How would I differentiate y = 3xy + 2x^2 + x^2y^2 ?

Since this problem contains both xs and ys on the right hand side, we need to use implicit differentiation. This is where we use the chain rule to differentiate with regards to x the terms which contain ys. For example, if we wanted to differentiate y² with regards to x, we would first differentiate with regards to y, giving 2y, and then consider how to adjust that answer. Essentially what we have done here is d/dy(y²), but what we want to do is d/dx(y²). In order to change our answer for d/dy to an answer for d/dx we must multiply by dy/dx. You can see that the dys cancel and leave d/dx, which is what we want. Therefore the answer to d/dx(y²) will be 2y * dy/dx.Now, let's use this on the original question. We will handle the equation one term at a time. Starting with the left hand side, the y differentiates to dy/dx. Moving onto the right hand side, to differentiate 3xy we need to use the product rule, so we do the first product (3x) times the differential of the second (dy/dx) plus the second (y) times the differential of the first (3), giving 3x * dy/dx + 3y. The next term (2x²) is a simple multiply by the power and reduce the power by one to give 4x.
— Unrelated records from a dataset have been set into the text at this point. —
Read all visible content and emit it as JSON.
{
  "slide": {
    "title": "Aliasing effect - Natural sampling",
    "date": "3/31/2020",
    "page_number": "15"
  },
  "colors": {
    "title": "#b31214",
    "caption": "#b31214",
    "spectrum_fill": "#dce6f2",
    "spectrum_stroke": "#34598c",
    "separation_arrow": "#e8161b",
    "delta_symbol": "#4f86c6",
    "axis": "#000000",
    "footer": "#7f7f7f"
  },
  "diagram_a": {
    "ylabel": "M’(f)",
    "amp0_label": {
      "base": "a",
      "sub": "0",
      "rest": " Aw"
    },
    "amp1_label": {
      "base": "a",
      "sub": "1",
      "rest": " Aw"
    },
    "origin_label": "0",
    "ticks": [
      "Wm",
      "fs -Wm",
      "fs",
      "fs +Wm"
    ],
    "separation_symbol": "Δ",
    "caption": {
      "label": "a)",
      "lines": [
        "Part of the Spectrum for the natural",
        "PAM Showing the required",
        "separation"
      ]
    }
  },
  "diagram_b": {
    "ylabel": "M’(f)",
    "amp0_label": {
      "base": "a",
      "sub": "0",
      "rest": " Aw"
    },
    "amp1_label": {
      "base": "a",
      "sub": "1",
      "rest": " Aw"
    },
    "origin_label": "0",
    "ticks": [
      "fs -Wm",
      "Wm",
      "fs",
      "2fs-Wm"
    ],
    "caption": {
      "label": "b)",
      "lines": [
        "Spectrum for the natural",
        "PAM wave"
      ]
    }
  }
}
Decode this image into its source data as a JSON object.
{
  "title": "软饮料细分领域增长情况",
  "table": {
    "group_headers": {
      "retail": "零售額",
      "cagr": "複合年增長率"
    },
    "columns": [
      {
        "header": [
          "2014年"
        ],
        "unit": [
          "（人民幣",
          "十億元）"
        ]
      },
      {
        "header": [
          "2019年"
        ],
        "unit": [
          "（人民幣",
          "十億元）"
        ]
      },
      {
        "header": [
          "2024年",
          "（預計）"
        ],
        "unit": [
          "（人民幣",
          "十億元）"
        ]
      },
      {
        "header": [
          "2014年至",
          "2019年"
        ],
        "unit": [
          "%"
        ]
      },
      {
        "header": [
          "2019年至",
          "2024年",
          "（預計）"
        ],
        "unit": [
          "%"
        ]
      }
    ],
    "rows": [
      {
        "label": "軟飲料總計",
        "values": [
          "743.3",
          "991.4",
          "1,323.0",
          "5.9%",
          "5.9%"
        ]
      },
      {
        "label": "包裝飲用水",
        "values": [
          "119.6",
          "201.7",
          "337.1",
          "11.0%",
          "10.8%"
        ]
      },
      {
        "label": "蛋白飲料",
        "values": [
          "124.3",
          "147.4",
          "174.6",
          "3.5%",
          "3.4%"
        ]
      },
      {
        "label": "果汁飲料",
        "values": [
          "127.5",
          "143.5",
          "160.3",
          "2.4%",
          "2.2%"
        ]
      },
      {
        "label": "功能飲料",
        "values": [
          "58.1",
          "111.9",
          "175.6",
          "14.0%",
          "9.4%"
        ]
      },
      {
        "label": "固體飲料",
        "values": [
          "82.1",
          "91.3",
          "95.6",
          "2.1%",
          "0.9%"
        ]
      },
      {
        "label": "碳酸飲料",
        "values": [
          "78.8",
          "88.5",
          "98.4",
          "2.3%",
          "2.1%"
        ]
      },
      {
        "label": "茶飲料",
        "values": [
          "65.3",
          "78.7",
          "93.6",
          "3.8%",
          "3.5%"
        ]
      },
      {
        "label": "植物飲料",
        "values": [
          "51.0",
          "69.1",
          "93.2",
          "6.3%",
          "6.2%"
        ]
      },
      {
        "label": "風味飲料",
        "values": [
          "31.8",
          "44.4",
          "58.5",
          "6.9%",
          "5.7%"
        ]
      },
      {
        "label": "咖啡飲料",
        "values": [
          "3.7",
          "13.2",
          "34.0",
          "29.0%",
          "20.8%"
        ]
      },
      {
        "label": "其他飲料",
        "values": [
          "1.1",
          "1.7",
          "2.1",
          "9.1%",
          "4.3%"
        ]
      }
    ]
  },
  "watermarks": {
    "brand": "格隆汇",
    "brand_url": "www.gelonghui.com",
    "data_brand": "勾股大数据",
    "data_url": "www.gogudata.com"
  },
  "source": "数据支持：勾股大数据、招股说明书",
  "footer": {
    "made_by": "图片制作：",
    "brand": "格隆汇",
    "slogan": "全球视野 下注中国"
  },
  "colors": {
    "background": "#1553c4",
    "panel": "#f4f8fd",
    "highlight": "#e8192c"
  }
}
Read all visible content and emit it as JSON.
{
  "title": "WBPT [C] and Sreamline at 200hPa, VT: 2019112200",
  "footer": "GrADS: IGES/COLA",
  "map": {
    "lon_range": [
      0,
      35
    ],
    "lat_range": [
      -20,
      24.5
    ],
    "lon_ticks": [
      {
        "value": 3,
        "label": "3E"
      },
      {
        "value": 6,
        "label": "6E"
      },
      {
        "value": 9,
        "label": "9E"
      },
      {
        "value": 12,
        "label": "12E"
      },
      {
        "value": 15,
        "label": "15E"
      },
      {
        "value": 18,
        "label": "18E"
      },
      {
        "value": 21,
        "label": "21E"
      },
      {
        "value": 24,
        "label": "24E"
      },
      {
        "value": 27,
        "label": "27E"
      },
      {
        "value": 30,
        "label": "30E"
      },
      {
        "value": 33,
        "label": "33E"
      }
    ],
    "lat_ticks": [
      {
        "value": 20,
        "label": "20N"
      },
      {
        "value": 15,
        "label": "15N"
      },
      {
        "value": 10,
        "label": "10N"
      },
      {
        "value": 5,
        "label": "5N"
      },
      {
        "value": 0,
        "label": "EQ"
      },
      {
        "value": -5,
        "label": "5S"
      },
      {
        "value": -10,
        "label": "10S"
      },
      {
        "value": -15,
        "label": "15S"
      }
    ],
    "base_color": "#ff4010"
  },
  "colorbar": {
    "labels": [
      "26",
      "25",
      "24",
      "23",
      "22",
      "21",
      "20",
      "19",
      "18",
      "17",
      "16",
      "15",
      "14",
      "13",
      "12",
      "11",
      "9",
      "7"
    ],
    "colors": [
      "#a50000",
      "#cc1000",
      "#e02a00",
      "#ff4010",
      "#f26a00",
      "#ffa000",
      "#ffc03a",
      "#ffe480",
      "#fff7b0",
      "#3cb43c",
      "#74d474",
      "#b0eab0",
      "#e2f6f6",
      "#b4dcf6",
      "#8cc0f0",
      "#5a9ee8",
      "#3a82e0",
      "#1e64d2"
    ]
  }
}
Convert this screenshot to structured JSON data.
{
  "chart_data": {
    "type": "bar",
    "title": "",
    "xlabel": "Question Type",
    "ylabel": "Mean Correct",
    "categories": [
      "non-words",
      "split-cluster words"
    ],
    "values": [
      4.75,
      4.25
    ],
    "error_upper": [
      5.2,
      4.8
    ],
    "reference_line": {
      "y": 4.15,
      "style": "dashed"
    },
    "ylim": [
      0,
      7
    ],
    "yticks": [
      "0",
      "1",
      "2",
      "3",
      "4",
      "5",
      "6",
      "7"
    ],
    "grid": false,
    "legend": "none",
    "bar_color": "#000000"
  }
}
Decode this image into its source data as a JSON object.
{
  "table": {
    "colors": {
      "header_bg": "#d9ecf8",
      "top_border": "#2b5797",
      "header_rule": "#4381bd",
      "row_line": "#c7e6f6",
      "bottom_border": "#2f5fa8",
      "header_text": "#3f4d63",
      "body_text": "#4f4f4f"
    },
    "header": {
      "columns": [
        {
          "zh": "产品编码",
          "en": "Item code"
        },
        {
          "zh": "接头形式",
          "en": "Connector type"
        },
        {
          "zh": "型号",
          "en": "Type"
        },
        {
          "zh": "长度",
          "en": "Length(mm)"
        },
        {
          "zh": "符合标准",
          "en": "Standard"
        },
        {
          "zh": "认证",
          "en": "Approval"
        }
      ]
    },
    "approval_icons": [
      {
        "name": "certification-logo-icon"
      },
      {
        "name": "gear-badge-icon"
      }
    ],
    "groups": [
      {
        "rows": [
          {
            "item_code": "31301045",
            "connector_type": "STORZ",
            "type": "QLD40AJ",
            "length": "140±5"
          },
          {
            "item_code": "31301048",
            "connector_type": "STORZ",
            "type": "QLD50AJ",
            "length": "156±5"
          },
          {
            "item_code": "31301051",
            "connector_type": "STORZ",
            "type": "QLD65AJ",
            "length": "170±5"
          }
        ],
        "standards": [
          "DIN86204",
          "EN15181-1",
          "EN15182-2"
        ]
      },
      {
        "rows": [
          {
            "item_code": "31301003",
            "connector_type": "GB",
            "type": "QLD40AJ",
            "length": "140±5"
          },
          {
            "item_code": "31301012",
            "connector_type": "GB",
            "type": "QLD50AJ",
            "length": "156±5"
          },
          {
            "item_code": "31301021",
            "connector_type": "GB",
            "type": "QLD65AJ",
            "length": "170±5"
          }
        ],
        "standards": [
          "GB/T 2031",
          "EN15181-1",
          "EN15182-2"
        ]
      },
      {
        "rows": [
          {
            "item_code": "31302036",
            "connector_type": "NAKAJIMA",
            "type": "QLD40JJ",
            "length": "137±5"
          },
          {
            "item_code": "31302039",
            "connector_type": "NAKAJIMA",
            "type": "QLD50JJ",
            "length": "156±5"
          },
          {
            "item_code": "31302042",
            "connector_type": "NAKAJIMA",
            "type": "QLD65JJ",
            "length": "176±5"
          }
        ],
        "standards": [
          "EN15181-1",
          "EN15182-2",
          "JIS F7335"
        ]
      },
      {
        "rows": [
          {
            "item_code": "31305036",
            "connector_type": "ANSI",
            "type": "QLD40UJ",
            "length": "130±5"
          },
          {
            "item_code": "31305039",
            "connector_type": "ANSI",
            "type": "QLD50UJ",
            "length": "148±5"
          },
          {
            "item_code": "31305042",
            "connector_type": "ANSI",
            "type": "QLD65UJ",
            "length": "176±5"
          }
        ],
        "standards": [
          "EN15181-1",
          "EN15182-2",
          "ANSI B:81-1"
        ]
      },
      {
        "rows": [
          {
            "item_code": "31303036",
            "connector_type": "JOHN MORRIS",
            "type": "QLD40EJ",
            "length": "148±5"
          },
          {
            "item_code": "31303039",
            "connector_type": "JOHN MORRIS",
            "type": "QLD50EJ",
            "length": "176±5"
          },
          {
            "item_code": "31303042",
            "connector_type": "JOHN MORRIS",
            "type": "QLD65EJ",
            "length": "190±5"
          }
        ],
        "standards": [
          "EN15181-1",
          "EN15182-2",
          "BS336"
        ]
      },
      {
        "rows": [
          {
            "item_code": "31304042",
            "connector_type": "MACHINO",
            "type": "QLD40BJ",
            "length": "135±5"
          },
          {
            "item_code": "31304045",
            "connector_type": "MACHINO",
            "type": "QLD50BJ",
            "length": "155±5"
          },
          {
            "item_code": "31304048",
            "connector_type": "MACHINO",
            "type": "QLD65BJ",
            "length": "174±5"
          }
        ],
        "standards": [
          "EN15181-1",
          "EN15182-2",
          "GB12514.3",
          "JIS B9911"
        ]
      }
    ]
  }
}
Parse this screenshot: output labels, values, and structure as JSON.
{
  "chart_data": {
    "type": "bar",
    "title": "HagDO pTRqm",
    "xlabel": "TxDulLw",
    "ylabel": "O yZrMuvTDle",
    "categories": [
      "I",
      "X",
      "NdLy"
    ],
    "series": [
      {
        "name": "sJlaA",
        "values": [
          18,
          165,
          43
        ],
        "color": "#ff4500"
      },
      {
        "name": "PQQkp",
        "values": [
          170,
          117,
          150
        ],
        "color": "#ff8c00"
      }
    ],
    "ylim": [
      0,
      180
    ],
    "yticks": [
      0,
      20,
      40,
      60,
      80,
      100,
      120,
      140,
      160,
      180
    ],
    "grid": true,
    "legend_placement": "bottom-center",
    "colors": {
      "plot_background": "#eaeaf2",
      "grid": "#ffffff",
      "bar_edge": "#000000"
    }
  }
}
Finally the last term (x²y²) is also a product, so we will again use the product rule. We must do the first product times the differential of the second plus the second times the differential of the first. The first product is x². The differential of the second product must be found using implicit differentiation - so start by working out d/dy(y²) and then multiply by dy/dx to adjust like we did in the earlier example. This gives us 2y * dy/dx, which we are multiplying by x²(the first product) to give 2x²y * dy/dx. Then the second product (y²) is multiplied by the differential of the first (2x - another simple multiply by the power and reduce the power by one) to give 2xy². Putting this all together we get dy/dx = 3x * dy/dx + 3y + 4x + 2x²y * dy/dx + 2xy².